As my coworkers and I made it into the office this morning, we all stared at each other in some level of shock and unhappiness, having been forced to come into the office on a miserable, dreary, grey, rainy New York day. I shook half a cloud off of my umbrella and squeezed my hair behind my cube, trying my best to wring out what water had managed to infiltrate my umbrella, hat and rain jacket before getting started on my day. I’d actually remembered to check the weather in the morning, and seeing the entire day promised to be a total mess, I didn’t bother putting on makeup, wore my glasses and even did the unthinkable: I wore sneakers on my commute. I got a great look at myself in the mirror of the elevator as I made it up the many floors to my office, and had to laugh at the sight of such a person – I could pass for a tourist or a newcomer, the opposite of the put-together New Yorker I try to emulate in my usual daily routine.
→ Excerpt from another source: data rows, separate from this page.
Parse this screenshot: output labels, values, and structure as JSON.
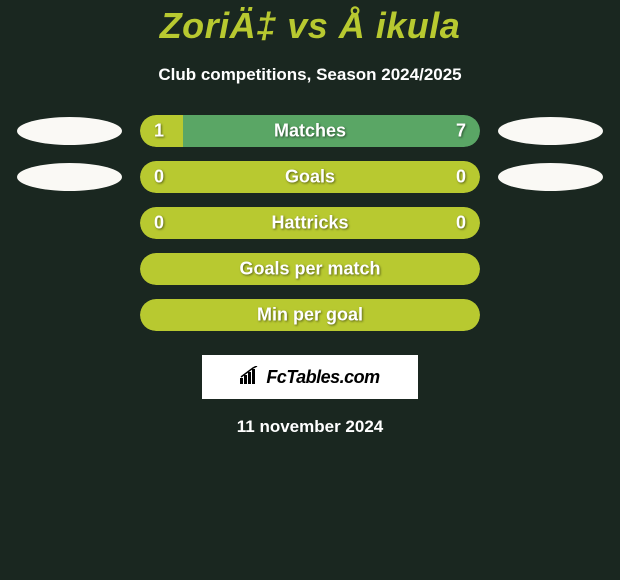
{
  "title": "ZoriÄ‡ vs Å ikula",
  "subtitle": "Club competitions, Season 2024/2025",
  "avatars": {
    "left_color": "#faf9f5",
    "right_color": "#faf9f5"
  },
  "stats": [
    {
      "label": "Matches",
      "left_value": "1",
      "right_value": "7",
      "left_percent": 12.5,
      "left_color": "#b8c930",
      "right_color": "#5aa665",
      "show_avatars": true
    },
    {
      "label": "Goals",
      "left_value": "0",
      "right_value": "0",
      "left_percent": 50,
      "left_color": "#b8c930",
      "right_color": "#b8c930",
      "show_avatars": true
    },
    {
      "label": "Hattricks",
      "left_value": "0",
      "right_value": "0",
      "left_percent": 50,
      "left_color": "#b8c930",
      "right_color": "#b8c930",
      "show_avatars": false
    },
    {
      "label": "Goals per match",
      "left_value": "",
      "right_value": "",
      "left_percent": 50,
      "left_color": "#b8c930",
      "right_color": "#b8c930",
      "show_avatars": false
    },
    {
      "label": "Min per goal",
      "left_value": "",
      "right_value": "",
      "left_percent": 50,
      "left_color": "#b8c930",
      "right_color": "#b8c930",
      "show_avatars": false
    }
  ],
  "footer_brand": "FcTables.com",
  "date_text": "11 november 2024",
  "background_color": "#1a2720",
  "title_color": "#b8c930",
  "text_color": "#ffffff"
}
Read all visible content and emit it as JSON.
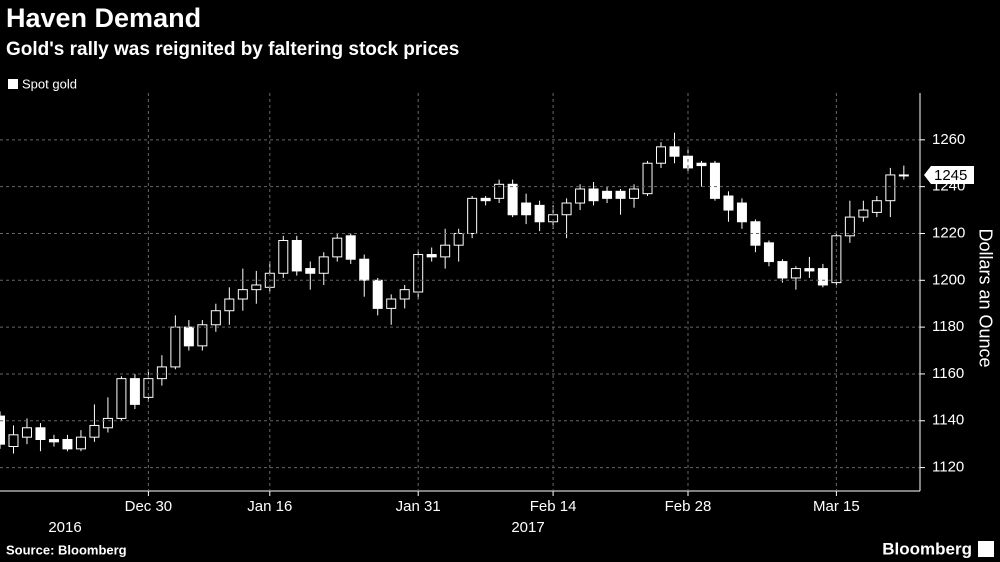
{
  "chart_data": {
    "type": "candlestick",
    "title": "Haven Demand",
    "subtitle": "Gold's rally was reignited by faltering stock prices",
    "categories": [
      null,
      null,
      null,
      null,
      null,
      null,
      null,
      null,
      null,
      null,
      null,
      "Dec 30",
      null,
      null,
      null,
      null,
      null,
      null,
      null,
      null,
      "Jan 16",
      null,
      null,
      null,
      null,
      null,
      null,
      null,
      null,
      null,
      null,
      "Jan 31",
      null,
      null,
      null,
      null,
      null,
      null,
      null,
      null,
      null,
      "Feb 14",
      null,
      null,
      null,
      null,
      null,
      null,
      null,
      null,
      null,
      "Feb 28",
      null,
      null,
      null,
      null,
      null,
      null,
      null,
      null,
      null,
      null,
      "Mar 15",
      null,
      null,
      null,
      null,
      null
    ],
    "year_labels": [
      "2016",
      "2017"
    ],
    "series": [
      {
        "name": "Spot gold",
        "color": "#ffffff",
        "open": [
          1142,
          1129,
          1133,
          1137,
          1132,
          1132,
          1128,
          1133,
          1137,
          1141,
          1158,
          1150,
          1158,
          1163,
          1180,
          1172,
          1181,
          1187,
          1192,
          1196,
          1197,
          1203,
          1217,
          1205,
          1203,
          1210,
          1219,
          1209,
          1200,
          1188,
          1192,
          1195,
          1211,
          1210,
          1215,
          1220,
          1235,
          1235,
          1241,
          1233,
          1232,
          1225,
          1228,
          1233,
          1239,
          1238,
          1238,
          1235,
          1237,
          1250,
          1257,
          1253,
          1250,
          1250,
          1236,
          1233,
          1225,
          1216,
          1208,
          1201,
          1205,
          1205,
          1199,
          1219,
          1227,
          1229,
          1234,
          1245
        ],
        "high": [
          1144,
          1138,
          1141,
          1139,
          1134,
          1134,
          1136,
          1147,
          1150,
          1159,
          1160,
          1162,
          1168,
          1185,
          1183,
          1183,
          1190,
          1197,
          1205,
          1204,
          1208,
          1219,
          1219,
          1208,
          1212,
          1220,
          1220,
          1211,
          1201,
          1194,
          1198,
          1213,
          1214,
          1222,
          1222,
          1236,
          1236,
          1243,
          1243,
          1237,
          1234,
          1232,
          1235,
          1241,
          1242,
          1240,
          1239,
          1241,
          1251,
          1259,
          1263,
          1257,
          1251,
          1251,
          1238,
          1235,
          1226,
          1217,
          1209,
          1206,
          1210,
          1207,
          1220,
          1234,
          1234,
          1236,
          1248,
          1249
        ],
        "low": [
          1128,
          1126,
          1130,
          1127,
          1129,
          1127,
          1127,
          1131,
          1135,
          1140,
          1145,
          1148,
          1155,
          1162,
          1170,
          1170,
          1178,
          1181,
          1187,
          1190,
          1195,
          1201,
          1202,
          1196,
          1198,
          1208,
          1207,
          1193,
          1185,
          1181,
          1188,
          1192,
          1208,
          1205,
          1208,
          1218,
          1232,
          1233,
          1227,
          1224,
          1221,
          1222,
          1218,
          1230,
          1232,
          1233,
          1228,
          1231,
          1236,
          1248,
          1250,
          1246,
          1240,
          1234,
          1225,
          1222,
          1212,
          1206,
          1199,
          1196,
          1201,
          1197,
          1198,
          1216,
          1225,
          1227,
          1227,
          1243
        ],
        "close": [
          1130,
          1134,
          1137,
          1132,
          1131,
          1128,
          1133,
          1138,
          1141,
          1158,
          1147,
          1158,
          1163,
          1180,
          1172,
          1181,
          1187,
          1192,
          1196,
          1198,
          1203,
          1217,
          1204,
          1203,
          1210,
          1218,
          1209,
          1200,
          1188,
          1192,
          1196,
          1211,
          1210,
          1215,
          1220,
          1235,
          1234,
          1241,
          1228,
          1228,
          1225,
          1228,
          1233,
          1239,
          1234,
          1235,
          1235,
          1239,
          1250,
          1257,
          1253,
          1248,
          1249,
          1235,
          1230,
          1225,
          1215,
          1208,
          1201,
          1205,
          1204,
          1198,
          1219,
          1227,
          1230,
          1234,
          1245,
          1245
        ]
      }
    ],
    "ylim": [
      1110,
      1280
    ],
    "yticks": [
      1120,
      1140,
      1160,
      1180,
      1200,
      1220,
      1240,
      1260
    ],
    "ylabel": "Dollars an Ounce",
    "grid": true,
    "source": "Source: Bloomberg",
    "brand": "Bloomberg"
  }
}
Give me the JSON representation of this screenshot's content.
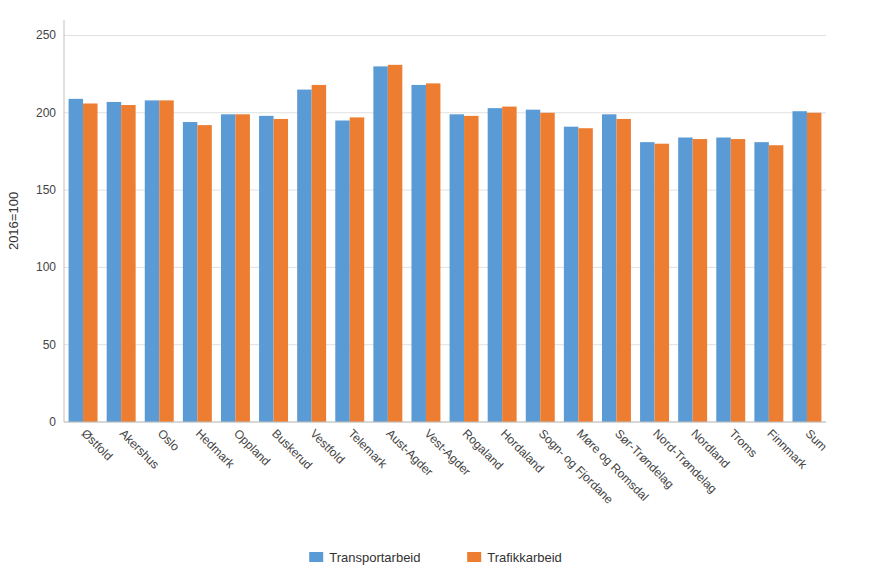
{
  "chart_data": {
    "type": "bar",
    "ylabel": "2016=100",
    "categories": [
      "Østfold",
      "Akershus",
      "Oslo",
      "Hedmark",
      "Oppland",
      "Buskerud",
      "Vestfold",
      "Telemark",
      "Aust-Agder",
      "Vest-Agder",
      "Rogaland",
      "Hordaland",
      "Sogn- og Fjordane",
      "Møre og Romsdal",
      "Sør-Trøndelag",
      "Nord-Trøndelag",
      "Nordland",
      "Troms",
      "Finnmark",
      "Sum"
    ],
    "series": [
      {
        "name": "Transportarbeid",
        "color": "#5B9BD5",
        "values": [
          209,
          207,
          208,
          194,
          199,
          198,
          215,
          195,
          230,
          218,
          199,
          203,
          202,
          191,
          199,
          181,
          184,
          184,
          181,
          201
        ]
      },
      {
        "name": "Trafikkarbeid",
        "color": "#ED7D31",
        "values": [
          206,
          205,
          208,
          192,
          199,
          196,
          218,
          197,
          231,
          219,
          198,
          204,
          200,
          190,
          196,
          180,
          183,
          183,
          179,
          200
        ]
      }
    ],
    "ylim": [
      0,
      260
    ],
    "yticks": [
      0,
      50,
      100,
      150,
      200,
      250
    ],
    "grid": true,
    "legend": "bottom"
  }
}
I’ve always loved the rain. There’s something beautiful about a city in the rain, the way the drops bounce off the buildings like a dance, a complete juxtaposition to the gloomy people underneath broken umbrellas below. I love a good pair of rainboots, dancing in a storm, shaking the weather out of my hair, inviting the lion’s mane of curls to wrap around my neck, my face, sticky with raindrops and dripping red dye. Any of the cities I’ve visited or lived in have such a distinct personality in the rain, the torrential downpours in Buenos Aires that come and go as quickly as you can take out your umbrella, the misty showers in Amsterdam, like walking in a cloud, or the languid steps in Paris in the rain, enamored with the romanticism of such weather in such a city. New Yorkers hate the rain; we hate walking behind the idiots with the big beach umbrellas, hate how quickly the street umbrellas break, just as a bus drives by, close enough to splash the city puddles all over your legs. But there’s a part of me that loves it too, loves the chance to see the city without the crowds of people distracted by the skyscrapers, the only person looking up amid a sea of downtrodden commuters.

There’s something going around this week, a misfire in the stars or maybe just a random series of coincidences in which I’ve gotten so many texts and calls from people who had something go wrong, a lost earring, a scolding from a boss, a piece of news that’s been feared for months. I’ve felt it too, sleeping in despite this being the first week I can do yoga again after the tattoo, reaching for potato chips and candy instead of sticking to the healthy fruits I’ve lugged from home. I think it’s just a reaction to the weather and the time of year, like the forthcoming forced merriment of the rapidly-approaching holidays needs the precursor of a rainy week and self-disappointment. I’m very much looking forward to the rest of the week, less rain and more holiday fun, with my company party on Thursday and a trip to Nyack for some shopping and dinner with my lovely friend M and her N on Saturday. And in the meantime, I’m fine soaking in some of the bad parts of the week for a few hours. After all, it won’t be like this forever – a good lesson to remember in all parts of life, whether soaking in the enormity of a life moving on, or just soaking in a New York City rainstorm on the way home from work.